Ramos blasted through the glass entrance to the newsroom with a pump-action shotgun on Thursday, opening fire as staff crawled under desks to hide. Police were on the scene within minutes and Ramos was arrested and taken into custody – but not before he succeeded in killing five people.

The shooter “was there to kill as many people as he wanted to” and “looked for his victims,” police said in a Friday press conference, adding that Ramos’ attack was most likely premeditated.

It appears that Ramos’ beef with the gazette was personal, despite the fact that several mainstream media outlets outright suggested that he might have been radicalized against the media by President Donald Trump’s rhetoric.

In 2012, Ramos filed a defamation lawsuit against the paper, after it covered his conviction in a criminal harassment case one year previously. Ramos was convicted of harassing a former high school classmate, the Baltimore Sun reported.

Thomas Marquardt, the newspaper’s former editor and publisher, was named in Ramos’ lawsuit. He told the Sun that after the article was published in 2011, Ramos began making increasingly serious online threats to the paper and its staff.

From a now-suspended Twitter account, Ramos threatened to “make corpses out of corrupt careers and corporate entities.” He also said that "it would be nicer" to see the Gazette's staff "cease breathing," and warned them that "journalist hell awaits."
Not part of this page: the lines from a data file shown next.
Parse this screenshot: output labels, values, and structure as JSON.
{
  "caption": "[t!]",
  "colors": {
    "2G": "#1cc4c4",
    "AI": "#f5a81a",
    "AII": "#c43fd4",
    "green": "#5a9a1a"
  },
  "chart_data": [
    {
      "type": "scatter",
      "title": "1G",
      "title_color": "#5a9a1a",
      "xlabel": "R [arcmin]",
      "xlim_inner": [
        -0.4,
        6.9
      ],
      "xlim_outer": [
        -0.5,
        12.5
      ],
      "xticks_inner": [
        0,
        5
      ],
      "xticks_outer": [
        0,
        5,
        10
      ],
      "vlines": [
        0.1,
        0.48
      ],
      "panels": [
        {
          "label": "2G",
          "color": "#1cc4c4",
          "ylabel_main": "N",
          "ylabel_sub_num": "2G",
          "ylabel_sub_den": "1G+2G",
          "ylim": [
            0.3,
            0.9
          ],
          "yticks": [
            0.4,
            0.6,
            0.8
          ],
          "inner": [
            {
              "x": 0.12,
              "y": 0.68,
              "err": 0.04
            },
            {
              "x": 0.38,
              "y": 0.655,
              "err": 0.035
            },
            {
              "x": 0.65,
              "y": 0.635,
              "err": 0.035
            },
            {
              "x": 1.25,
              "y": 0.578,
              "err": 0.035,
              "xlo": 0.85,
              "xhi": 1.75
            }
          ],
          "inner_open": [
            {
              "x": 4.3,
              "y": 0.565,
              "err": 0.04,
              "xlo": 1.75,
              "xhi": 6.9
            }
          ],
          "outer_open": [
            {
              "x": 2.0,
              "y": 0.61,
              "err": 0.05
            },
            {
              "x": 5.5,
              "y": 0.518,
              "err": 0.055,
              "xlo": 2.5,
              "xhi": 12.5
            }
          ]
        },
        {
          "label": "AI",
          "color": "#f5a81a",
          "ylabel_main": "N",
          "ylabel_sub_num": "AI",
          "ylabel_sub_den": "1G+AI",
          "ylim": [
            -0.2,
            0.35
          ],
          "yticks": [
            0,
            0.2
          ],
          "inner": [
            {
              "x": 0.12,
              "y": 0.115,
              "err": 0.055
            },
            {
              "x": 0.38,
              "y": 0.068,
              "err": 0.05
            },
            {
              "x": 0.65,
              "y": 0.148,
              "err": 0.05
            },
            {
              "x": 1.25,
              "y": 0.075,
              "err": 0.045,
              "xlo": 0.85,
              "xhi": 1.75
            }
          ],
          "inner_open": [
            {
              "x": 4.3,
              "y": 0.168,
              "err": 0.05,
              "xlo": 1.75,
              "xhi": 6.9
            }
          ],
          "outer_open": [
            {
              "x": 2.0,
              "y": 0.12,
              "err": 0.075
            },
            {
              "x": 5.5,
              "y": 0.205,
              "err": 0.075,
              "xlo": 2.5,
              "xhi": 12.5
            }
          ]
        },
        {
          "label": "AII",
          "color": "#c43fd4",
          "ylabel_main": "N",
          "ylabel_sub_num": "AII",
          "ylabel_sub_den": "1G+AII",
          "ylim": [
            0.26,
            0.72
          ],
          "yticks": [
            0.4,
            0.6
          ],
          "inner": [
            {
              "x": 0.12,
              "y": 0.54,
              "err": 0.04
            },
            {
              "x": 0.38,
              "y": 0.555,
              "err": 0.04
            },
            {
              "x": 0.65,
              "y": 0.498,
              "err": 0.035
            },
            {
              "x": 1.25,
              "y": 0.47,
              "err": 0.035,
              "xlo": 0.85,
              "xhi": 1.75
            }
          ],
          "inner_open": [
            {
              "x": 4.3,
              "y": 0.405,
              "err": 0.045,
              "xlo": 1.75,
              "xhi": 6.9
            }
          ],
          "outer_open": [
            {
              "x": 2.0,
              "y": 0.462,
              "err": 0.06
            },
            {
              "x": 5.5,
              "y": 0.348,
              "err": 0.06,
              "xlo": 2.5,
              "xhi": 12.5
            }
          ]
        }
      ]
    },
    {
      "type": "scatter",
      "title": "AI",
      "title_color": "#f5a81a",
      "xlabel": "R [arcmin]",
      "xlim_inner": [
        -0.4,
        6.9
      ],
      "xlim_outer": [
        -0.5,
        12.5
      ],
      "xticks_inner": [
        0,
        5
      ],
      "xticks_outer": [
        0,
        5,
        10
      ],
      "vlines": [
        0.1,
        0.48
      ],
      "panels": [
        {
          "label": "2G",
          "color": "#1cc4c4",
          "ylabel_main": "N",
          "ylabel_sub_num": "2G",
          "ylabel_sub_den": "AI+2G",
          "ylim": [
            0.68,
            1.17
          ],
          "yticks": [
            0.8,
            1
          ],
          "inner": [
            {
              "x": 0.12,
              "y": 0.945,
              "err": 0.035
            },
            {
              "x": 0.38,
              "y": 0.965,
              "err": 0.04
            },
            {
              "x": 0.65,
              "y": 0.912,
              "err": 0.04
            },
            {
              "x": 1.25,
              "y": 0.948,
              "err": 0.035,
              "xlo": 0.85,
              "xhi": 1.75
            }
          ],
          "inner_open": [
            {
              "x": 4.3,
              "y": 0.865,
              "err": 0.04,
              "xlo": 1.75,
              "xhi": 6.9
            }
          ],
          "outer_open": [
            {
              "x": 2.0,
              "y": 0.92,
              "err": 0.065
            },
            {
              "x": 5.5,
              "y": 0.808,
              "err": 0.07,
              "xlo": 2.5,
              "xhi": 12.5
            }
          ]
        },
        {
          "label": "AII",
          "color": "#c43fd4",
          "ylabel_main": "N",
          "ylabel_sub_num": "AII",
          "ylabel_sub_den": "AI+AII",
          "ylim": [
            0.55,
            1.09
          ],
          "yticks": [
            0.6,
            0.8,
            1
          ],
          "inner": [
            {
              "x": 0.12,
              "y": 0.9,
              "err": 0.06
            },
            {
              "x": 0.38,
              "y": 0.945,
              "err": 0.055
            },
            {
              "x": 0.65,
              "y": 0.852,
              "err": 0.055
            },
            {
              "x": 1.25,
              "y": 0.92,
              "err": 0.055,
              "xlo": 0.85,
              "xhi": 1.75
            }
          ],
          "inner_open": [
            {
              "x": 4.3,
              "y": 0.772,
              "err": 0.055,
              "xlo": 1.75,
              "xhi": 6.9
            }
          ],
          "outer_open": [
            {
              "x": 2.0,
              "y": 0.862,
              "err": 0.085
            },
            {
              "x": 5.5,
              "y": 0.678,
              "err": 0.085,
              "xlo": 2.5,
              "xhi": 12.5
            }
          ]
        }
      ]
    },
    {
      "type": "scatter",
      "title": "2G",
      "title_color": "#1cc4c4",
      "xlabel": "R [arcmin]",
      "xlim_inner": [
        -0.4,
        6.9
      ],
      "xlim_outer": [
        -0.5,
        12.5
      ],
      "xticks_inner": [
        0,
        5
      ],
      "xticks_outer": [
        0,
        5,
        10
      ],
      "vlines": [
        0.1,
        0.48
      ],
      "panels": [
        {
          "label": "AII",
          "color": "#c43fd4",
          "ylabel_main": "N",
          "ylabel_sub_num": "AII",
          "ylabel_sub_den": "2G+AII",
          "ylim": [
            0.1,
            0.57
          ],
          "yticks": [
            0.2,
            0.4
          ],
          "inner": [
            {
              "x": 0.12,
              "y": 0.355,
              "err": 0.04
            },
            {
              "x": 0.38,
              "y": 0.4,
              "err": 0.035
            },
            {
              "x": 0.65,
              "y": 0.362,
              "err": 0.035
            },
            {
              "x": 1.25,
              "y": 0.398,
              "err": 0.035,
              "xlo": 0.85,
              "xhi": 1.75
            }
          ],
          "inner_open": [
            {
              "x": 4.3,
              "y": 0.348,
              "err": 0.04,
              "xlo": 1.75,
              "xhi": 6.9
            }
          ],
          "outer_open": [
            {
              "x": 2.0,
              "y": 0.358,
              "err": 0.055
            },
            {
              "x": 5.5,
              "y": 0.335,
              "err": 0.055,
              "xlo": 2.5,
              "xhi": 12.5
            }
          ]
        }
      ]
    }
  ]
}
“I was seriously concerned he would threaten us with physical violence,” Marquardt told the Sun. “I even told my wife, ‘We have to be concerned. This guy could really hurt us.’”

Despite the alleged threats, Marquardt declined to file a restraining order against Ramos in 2013.

According to a local reporter, the woman allegedly stalked by Ramos said that the shooter became “fixated” on her, leading her to change her name and leave the state of Maryland. The woman said that she told police Ramos was a “F**king nut job,” and that “he will be your next mass shooter.”

Ramos is now facing five counts of first-degree murder for his newsroom rampage, and is being held without bail.

Still grieving, the Gazette put out a newspaper on Friday, with the five victims’ pictures below the masthead. The editorial page was left blank, save for a small note saying “Today, we are speechless.”

The attack was condemned by Annapolis Mayor Gavin Buckley, who said that Thursday was “probably the saddest day in Annapolis since I can remember.”  President Trump also tweeted his sympathies to the victims, and praised the response from law enforcement.